She flinched, raised her head, and the first thing he saw in her eyes was not horror, not relief, but shame. A sharp, animalistic shame of someone caught doing something disgraceful. She instinctively covered her face with her hand, as if trying to disappear, to dissolve into the July haze. This movement, this victim’s gesture, hit Konstantin harder than any words could.
— Dad, don’t, — she whispered, backing away. — Please, just drive away.
— Get in the car.
— I can’t, you don’t understand…
— Yulya, get in the car!
A car honked behind them. Someone impatient, someone running late. Someone for whom this scene was just an obstacle on their way home. Konstantin didn’t turn around. He looked at his daughter’s sunken cheeks, her chapped lips, at Bogdan in the carrier. His grandson lay with his head lolling limply, his cheeks red from the heat.
Yulya got into the back seat, clutching her son to her chest, still clenching a handful of coins. Money, pennies — someone’s random charity. Konstantin raised the window, shutting out the city’s heat and the honking of strangers, turned the air conditioning to full blast, and pulled away.
— Where’s the apartment? — he asked, trying to keep his voice steady, though it treacherously cracked. — Where’s the Tucson?

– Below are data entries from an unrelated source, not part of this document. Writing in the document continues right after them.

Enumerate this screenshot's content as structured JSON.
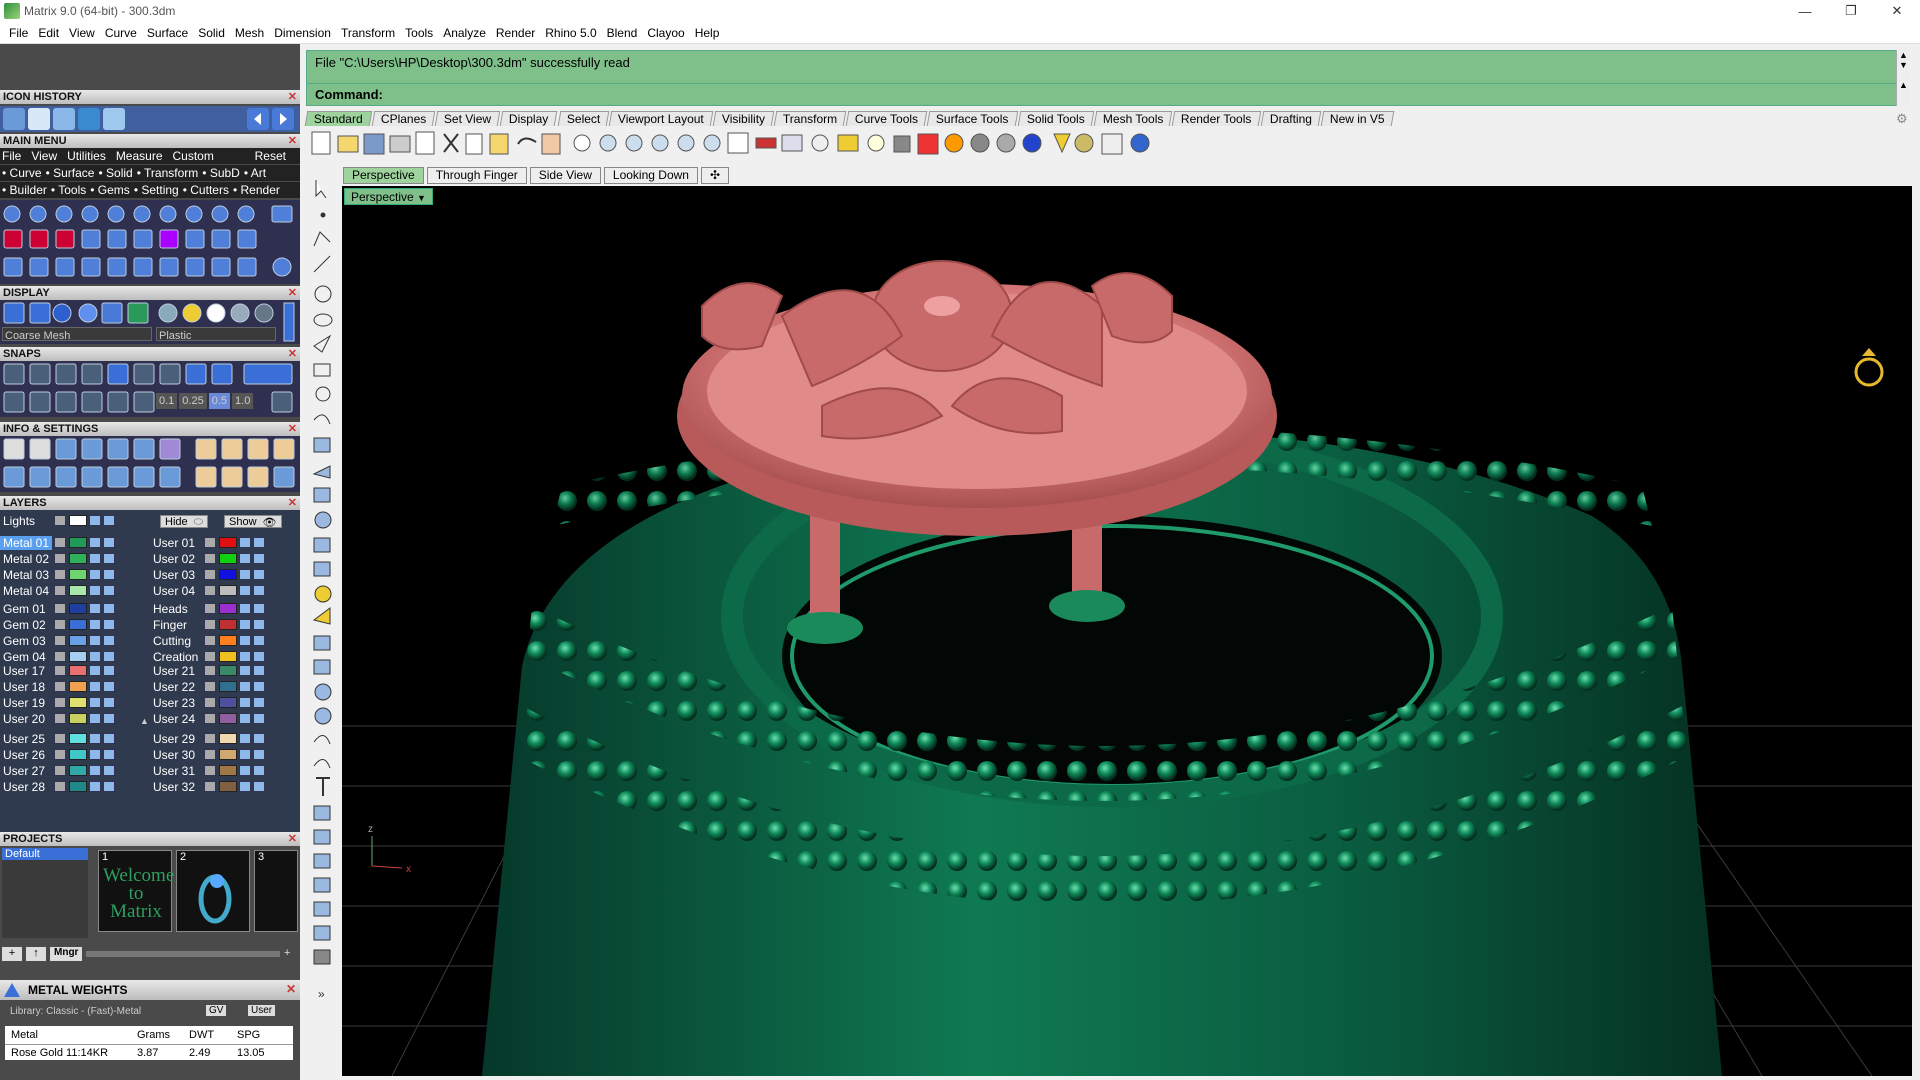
{
  "window": {
    "title": "Matrix 9.0 (64-bit) - 300.3dm",
    "buttons": [
      "—",
      "❐",
      "✕"
    ]
  },
  "menubar": [
    "File",
    "Edit",
    "View",
    "Curve",
    "Surface",
    "Solid",
    "Mesh",
    "Dimension",
    "Transform",
    "Tools",
    "Analyze",
    "Render",
    "Rhino 5.0",
    "Blend",
    "Clayoo",
    "Help"
  ],
  "panels": {
    "icon_history": "ICON HISTORY",
    "main_menu": "MAIN MENU",
    "main_menu_items": [
      "File",
      "View",
      "Utilities",
      "Measure",
      "Custom",
      "Reset"
    ],
    "categories_row1": [
      "Curve",
      "Surface",
      "Solid",
      "Transform",
      "SubD",
      "Art"
    ],
    "categories_row2": [
      "Builder",
      "Tools",
      "Gems",
      "Setting",
      "Cutters",
      "Render"
    ],
    "display": "DISPLAY",
    "display_mesh": "Coarse Mesh",
    "display_material": "Plastic",
    "snaps": "SNAPS",
    "snap_values": [
      "0.1",
      "0.25",
      "0.5",
      "1.0"
    ],
    "info_settings": "INFO & SETTINGS",
    "layers": "LAYERS",
    "projects": "PROJECTS",
    "metal_weights": "METAL WEIGHTS"
  },
  "layers": {
    "lights_label": "Lights",
    "hide_label": "Hide",
    "show_label": "Show",
    "left_group1": [
      {
        "name": "Metal 01",
        "color": "#1f9a5a",
        "selected": true
      },
      {
        "name": "Metal 02",
        "color": "#2fb05a"
      },
      {
        "name": "Metal 03",
        "color": "#6fd46f"
      },
      {
        "name": "Metal 04",
        "color": "#a9e6a9"
      }
    ],
    "right_group1": [
      {
        "name": "User 01",
        "color": "#e01010"
      },
      {
        "name": "User 02",
        "color": "#10d010"
      },
      {
        "name": "User 03",
        "color": "#1010e0"
      },
      {
        "name": "User 04",
        "color": "#bdbdbd"
      }
    ],
    "left_group2": [
      {
        "name": "Gem 01",
        "color": "#1f3fa0"
      },
      {
        "name": "Gem 02",
        "color": "#3a6fd8"
      },
      {
        "name": "Gem 03",
        "color": "#6aa0e8"
      },
      {
        "name": "Gem 04",
        "color": "#a8cdf2"
      }
    ],
    "right_group2": [
      {
        "name": "Heads",
        "color": "#9c2fd0"
      },
      {
        "name": "Finger",
        "color": "#c03030"
      },
      {
        "name": "Cutting",
        "color": "#ff7f20"
      },
      {
        "name": "Creation",
        "color": "#f0c020"
      }
    ],
    "left_group3": [
      {
        "name": "User 17",
        "color": "#e87070"
      },
      {
        "name": "User 18",
        "color": "#f0a050"
      },
      {
        "name": "User 19",
        "color": "#e0e070"
      },
      {
        "name": "User 20",
        "color": "#c8d060"
      }
    ],
    "right_group3": [
      {
        "name": "User 21",
        "color": "#3a8a6a"
      },
      {
        "name": "User 22",
        "color": "#2f6f8f"
      },
      {
        "name": "User 23",
        "color": "#4f4f9f"
      },
      {
        "name": "User 24",
        "color": "#8f5f9f"
      }
    ],
    "left_group4": [
      {
        "name": "User 25",
        "color": "#60e0e0"
      },
      {
        "name": "User 26",
        "color": "#40c8c8"
      },
      {
        "name": "User 27",
        "color": "#30a8a8"
      },
      {
        "name": "User 28",
        "color": "#208888"
      }
    ],
    "right_group4": [
      {
        "name": "User 29",
        "color": "#f0d8b0"
      },
      {
        "name": "User 30",
        "color": "#d0a870"
      },
      {
        "name": "User 31",
        "color": "#a07848"
      },
      {
        "name": "User 32",
        "color": "#806040"
      }
    ]
  },
  "projects": {
    "default": "Default",
    "thumbs": [
      "1",
      "2",
      "3"
    ],
    "welcome": "Welcome to Matrix",
    "mngr_button": "Mngr"
  },
  "metal_weights": {
    "library": "Library: Classic - (Fast)-Metal",
    "gv_label": "GV",
    "user_label": "User",
    "columns": [
      "Metal",
      "Grams",
      "DWT",
      "SPG"
    ],
    "rows": [
      [
        "Rose Gold 11:14KR",
        "3.87",
        "2.49",
        "13.05"
      ]
    ]
  },
  "command": {
    "status": "File \"C:\\Users\\HP\\Desktop\\300.3dm\" successfully read",
    "prompt": "Command:"
  },
  "toolbar_tabs": [
    "Standard",
    "CPlanes",
    "Set View",
    "Display",
    "Select",
    "Viewport Layout",
    "Visibility",
    "Transform",
    "Curve Tools",
    "Surface Tools",
    "Solid Tools",
    "Mesh Tools",
    "Render Tools",
    "Drafting",
    "New in V5"
  ],
  "viewport_tabs": [
    "Perspective",
    "Through Finger",
    "Side View",
    "Looking Down"
  ],
  "viewport_label": "Perspective",
  "axis_labels": {
    "z": "z",
    "x": "x"
  },
  "colors": {
    "command_bg": "#7fbf8a",
    "active_tab": "#9ed39e",
    "model_green": "#0f6a48",
    "model_pink": "#d97a7a"
  }
}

Where’s the money I transferred to your account?
Yulya was silent, looking out the window, and Konstantin could see a tear rolling down her cheek in the mirror. Slowly, tiredly, as if she didn’t even have the strength for a proper cry.

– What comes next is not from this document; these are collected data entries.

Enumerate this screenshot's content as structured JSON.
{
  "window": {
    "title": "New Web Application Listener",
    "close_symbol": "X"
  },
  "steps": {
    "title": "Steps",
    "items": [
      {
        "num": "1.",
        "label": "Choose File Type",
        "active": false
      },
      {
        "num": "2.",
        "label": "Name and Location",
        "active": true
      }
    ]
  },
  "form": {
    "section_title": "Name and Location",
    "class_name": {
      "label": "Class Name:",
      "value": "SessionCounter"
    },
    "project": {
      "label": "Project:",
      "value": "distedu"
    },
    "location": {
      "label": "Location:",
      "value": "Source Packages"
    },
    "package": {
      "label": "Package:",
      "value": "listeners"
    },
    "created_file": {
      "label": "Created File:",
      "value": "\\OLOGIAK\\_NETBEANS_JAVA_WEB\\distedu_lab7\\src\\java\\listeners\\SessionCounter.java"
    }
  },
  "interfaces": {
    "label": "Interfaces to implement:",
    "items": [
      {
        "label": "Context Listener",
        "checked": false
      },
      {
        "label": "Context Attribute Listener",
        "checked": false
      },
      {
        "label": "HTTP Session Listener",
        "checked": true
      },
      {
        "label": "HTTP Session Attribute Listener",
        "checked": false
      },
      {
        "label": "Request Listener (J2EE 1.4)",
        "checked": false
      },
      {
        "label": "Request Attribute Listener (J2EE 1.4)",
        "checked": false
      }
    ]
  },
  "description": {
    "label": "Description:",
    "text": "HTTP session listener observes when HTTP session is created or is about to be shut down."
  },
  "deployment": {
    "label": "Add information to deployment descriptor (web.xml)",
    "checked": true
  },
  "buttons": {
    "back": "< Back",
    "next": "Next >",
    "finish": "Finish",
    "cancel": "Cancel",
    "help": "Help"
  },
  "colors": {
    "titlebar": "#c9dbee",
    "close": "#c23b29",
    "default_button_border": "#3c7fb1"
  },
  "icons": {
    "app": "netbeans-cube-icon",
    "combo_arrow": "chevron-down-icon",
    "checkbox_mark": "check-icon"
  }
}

— Maxim took it, — she finally forced out. — And Emma Yakovlevna. They took everything. The car, the apartment, the money. They threw us out, Bogdan and me. They said if I resisted, they’d take the child.
— How did they throw you out? The apartment is registered in your name…

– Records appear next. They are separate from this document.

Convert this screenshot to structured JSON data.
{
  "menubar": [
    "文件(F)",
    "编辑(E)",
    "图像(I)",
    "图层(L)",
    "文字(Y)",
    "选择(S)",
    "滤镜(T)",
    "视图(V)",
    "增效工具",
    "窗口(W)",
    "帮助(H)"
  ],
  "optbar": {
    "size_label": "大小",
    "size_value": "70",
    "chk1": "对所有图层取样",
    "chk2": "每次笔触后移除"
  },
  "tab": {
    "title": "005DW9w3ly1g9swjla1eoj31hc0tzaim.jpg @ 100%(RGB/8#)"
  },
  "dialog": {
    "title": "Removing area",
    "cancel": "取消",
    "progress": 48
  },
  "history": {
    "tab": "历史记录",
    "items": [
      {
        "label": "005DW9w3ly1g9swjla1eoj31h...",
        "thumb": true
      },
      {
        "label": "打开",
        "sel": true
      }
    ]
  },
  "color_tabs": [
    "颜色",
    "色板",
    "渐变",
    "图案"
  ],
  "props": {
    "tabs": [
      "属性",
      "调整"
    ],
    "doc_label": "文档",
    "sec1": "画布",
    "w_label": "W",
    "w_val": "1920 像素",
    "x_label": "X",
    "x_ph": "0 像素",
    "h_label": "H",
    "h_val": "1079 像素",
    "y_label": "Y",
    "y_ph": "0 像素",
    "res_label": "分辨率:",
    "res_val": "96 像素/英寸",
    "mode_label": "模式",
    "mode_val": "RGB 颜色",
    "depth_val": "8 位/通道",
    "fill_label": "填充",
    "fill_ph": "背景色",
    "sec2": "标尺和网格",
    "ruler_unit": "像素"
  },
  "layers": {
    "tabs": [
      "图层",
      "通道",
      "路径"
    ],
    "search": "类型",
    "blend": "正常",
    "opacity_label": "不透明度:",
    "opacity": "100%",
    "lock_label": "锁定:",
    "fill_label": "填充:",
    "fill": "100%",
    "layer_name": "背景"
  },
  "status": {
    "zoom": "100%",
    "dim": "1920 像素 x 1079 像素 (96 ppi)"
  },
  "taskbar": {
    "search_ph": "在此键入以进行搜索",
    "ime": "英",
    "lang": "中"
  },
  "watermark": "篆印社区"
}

— It was, — she swallowed. — Artur, Maxim’s brother, he works at the State Registry, as a registrar. He slipped me some papers a week after I gave birth. He said it was for Bogdan’s registration, a formality. I could barely stand, Dad, the baby was screaming, I didn’t read them properly… And then it turned out the apartment wasn’t mine anymore. A deed of gift to Maxim. I didn’t sign anything like that, Dad, I swear. My signature was there, but I didn’t put it there.
Konstantin turned onto a side street, stopped at the curb, and turned his whole body toward his daughter. Yulya sat hunched over, clutching her son, looking as if she were expecting a blow. Not a physical one, but the stinging “I told you so” that hurts more than any slap.
— How long have you been living like this?
— Two weeks. Under a bridge. There’s a social worker there, her name is Alsu, she showed me a safe spot.
— Two weeks… — he repeated, and those two words contained everything. Fourteen nights under the open sky, fourteen days with an outstretched hand. His grandson in a carrier, in the middle of the summer heat, among indifferent strangers’ faces.
— Dad, I was afraid to come to you. I thought they were watching. Maxim said he had connections everywhere.
— Don’t cry.
Konstantin covered her hand with his own, feeling the sharp bones of her wrist under his fingers.
— Don’t cry. I know what to do with your husband and his mother.
He dialed a number from memory. An old one, from the nineties, the kind of contact you don’t save in phone books. The call was answered after the third ring.
— Luka Ignatievich. It’s Medvedev. I need a room in the far wing. Quiet, no questions asked.
A chuckle on the other end.
— Kostya, you know, for you, even the presidential suite. How soon will you be here?

— In forty minutes.
The motel on the M6 highway looked like it was stuck somewhere between the Soviet era and an attempt at modern renovation. A faded “Prival” sign, plastic chairs on the veranda, the smell of gasoline and fried onions from the roadside cafe. Luka Ignatievich Shevtsov met them at the entrance. A stocky man in his seventies, with the squint of someone who had seen it all, and a handshake that could crack your knuckles.
— Room twenty-seven, — he handed over a key with a wooden pear-shaped keychain. — It’s quiet there, windows face the courtyard. If you need anything, just knock, I’m always here.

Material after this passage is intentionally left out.